できます。むしろ中小企業・小規模事業者向けの加算額や優遇措置が充実しています。「従業員数が少ないから関係ない」と思われがちですが、1人目の育休取得でも要件を満たせば支給対象になります。まず沖縄労働局またはハローワーク宮古島・石垣島へ相談することをおすすめします。
よくある質問
Q. 従業員が育休を取得した場合、事業者が受けられる助成金はありますか?
両立支援等助成金(出生時両立支援コース・育児休業等支援コース)が活用できます。男性社員の育休取得促進・育休復帰支援計画の策定等の取り組みにより、最大50〜100万円の助成が受けられます。社会保険労務士への相談で申請漏れを防ぐことができます。
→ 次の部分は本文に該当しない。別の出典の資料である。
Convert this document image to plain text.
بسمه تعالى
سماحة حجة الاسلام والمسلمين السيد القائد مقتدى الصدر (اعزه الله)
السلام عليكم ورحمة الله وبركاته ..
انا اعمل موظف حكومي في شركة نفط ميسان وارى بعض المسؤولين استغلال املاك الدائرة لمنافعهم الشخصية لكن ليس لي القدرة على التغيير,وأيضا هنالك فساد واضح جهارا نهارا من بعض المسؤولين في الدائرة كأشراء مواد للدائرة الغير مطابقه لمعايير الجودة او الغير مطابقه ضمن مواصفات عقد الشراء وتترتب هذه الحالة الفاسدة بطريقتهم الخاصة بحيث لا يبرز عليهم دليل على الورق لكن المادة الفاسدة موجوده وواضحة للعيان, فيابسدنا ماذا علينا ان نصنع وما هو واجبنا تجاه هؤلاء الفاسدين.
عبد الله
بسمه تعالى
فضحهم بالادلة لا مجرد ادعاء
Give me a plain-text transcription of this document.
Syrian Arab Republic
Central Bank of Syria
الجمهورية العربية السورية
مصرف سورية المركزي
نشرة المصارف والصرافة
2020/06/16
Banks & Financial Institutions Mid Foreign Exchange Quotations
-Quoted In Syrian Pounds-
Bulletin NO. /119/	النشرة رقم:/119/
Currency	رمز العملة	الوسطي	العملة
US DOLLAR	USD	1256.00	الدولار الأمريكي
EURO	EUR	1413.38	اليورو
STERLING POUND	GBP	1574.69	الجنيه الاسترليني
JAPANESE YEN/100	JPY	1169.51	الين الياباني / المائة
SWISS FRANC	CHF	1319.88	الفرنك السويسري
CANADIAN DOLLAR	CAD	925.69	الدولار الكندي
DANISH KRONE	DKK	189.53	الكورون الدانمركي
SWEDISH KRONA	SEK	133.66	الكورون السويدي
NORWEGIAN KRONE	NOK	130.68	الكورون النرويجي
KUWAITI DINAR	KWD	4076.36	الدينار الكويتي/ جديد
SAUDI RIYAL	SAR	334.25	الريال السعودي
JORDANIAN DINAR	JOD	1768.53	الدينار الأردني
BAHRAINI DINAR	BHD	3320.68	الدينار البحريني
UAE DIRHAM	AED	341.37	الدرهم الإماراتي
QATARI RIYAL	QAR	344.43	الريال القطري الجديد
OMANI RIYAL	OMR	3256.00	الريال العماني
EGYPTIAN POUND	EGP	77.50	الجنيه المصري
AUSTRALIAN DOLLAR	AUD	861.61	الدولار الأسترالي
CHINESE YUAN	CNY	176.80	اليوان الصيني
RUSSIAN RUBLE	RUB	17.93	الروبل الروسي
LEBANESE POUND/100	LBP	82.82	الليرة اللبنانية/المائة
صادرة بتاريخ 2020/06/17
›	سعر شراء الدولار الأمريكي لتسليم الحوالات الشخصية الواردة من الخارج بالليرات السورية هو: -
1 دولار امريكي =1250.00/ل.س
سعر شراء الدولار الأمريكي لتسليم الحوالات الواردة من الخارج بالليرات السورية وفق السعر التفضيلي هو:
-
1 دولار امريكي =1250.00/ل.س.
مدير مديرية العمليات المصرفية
Q. 育休・産休中のスタッフを採用PRに活用できますか?
できます。「育休取得実績あり」「産休・育休からの復帰率100%」を求人票・採用ページに明記することで、ライフイベントを重視する求職者(特に女性)への訴求力が大幅に上がります。スタッフの体験談(SNS・ブログ等)は最も信頼される採用PRコンテンツです。
Q. 育休取得者の業務をカバーする人材確保はどうすればいいですか?
①育休代替要員の採用(有期雇用契約)②業務の棚卸しと他スタッフへの分散③派遣スタッフの活用が主な選択肢です。育休代替要員を採用した場合は「産前産後休業・育児休業等代替要員確保コース」の助成金が活用できる可能性があります。